Forum independent chairman Putaruru dairy farmer Martin Bennett described the forum as an opportunity to expose the country’s leading dairy farmers to fresh, inspirational ideas, providing leadership skills training to help them realise their potential, encouraging them to help others in their community and empower leadership in their respective regions.

“All of these farmers are good farmers, they have proven that. The forum was about the bigger picture. Every farmer is a piece in the big jigsaw of the wider picture and environment and we need to get all the pieces filling their space,” Bennett said.

The key finding of the forum, which took in farming and regional councils’ perspective as well as the National Policy Statement on Freshwater and its effect on dairying, was collaboration between all parties. “The goals are all similar.”

The Building Environmental Leaders Network Forum required the participants to share their thoughts on how the dairy industry would shape its response to sustainability challenges.

“It’s all about the industry identifying the challenges and we all well know what they are.
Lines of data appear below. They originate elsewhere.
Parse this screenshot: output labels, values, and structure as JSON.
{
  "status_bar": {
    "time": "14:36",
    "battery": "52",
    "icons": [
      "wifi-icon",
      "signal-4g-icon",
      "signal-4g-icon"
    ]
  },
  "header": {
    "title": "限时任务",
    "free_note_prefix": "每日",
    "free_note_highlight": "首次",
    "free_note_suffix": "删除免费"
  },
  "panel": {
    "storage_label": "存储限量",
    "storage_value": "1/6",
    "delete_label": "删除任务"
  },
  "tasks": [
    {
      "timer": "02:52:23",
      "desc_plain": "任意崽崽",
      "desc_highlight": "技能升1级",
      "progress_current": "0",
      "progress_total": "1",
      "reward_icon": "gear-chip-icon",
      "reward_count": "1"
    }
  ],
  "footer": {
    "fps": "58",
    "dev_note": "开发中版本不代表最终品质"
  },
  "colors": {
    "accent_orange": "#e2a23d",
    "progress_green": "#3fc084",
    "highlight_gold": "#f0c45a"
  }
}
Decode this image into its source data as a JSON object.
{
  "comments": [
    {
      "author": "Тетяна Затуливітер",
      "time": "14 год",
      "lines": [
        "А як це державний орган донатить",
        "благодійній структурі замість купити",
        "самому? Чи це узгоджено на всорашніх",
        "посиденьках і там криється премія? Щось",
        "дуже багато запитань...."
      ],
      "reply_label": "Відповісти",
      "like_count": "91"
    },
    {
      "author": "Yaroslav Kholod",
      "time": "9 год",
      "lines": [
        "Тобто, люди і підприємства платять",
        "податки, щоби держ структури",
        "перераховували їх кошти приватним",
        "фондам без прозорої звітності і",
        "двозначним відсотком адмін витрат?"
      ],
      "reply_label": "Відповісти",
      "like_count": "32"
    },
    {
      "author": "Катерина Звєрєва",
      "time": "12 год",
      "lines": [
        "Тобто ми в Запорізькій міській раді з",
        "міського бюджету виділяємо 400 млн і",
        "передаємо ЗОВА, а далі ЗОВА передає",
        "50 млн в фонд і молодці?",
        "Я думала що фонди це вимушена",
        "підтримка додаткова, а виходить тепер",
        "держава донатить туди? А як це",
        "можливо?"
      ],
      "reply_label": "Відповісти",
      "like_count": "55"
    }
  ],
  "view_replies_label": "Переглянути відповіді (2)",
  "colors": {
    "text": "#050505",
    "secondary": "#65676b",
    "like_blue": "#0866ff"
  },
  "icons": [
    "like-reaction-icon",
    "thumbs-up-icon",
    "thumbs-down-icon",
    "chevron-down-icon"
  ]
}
What we need to do is arm farmers with ways to cope with the challenges, accepting the challenges and having the ways to move the industry forward to stay profitable.”

The DairyNZ-funded forum focused on the dairy industry delivering on its strategy to ensure sustainable dairy farming.

“Each year the programme takes people who have come through competitions in the industry. We embrace their achievements and help them untangle complex sustainability challenges so they understand how they fit into the big picture.”

The forum looked at how to ensure the bottom 10% of farmers could make progress towards compliance, as well as how important goals could be met by 2020. Some compliance recommendations included having straight-forward guidelines that were easy to understand and associating a certain level of prestige with farmers “tagged” as 100% compliant.

This is the sixth year of the forum, run by the New Zealand Farm Environment Trust in partnership with DairyNZ. A total of 239 farmers have now been involved in workshop sessions on sustainability challenges and leadership skills as a result.

“We have to change as fast as we can, but at a pace that lets us adjust our businesses so we can survive change and prosper for the good of our communities and NZ. We can’t have wholesale changes overnight as they’ll bankrupt farmers and communities will feel the effect of lost businesses. We need to be financially viable to make changes.”

Speakers included economic commentator Bernard Hickey, Environment Canterbury Commissioners chairperson Dame Margaret Bazley and her deputy David Caygill, Kevin Hackwell of Forest and Bird, Environment Southland chairperson Ali Timms and DairyNZ chief executive Tim Mackle.

“It’s not every day that farmers get the chance to discuss complex industry issues around sustainability with people like this. Collaboration is the key, farmers and environmental and regulatory leaders need to work together to achieve sustainable dairying,” Bennett said.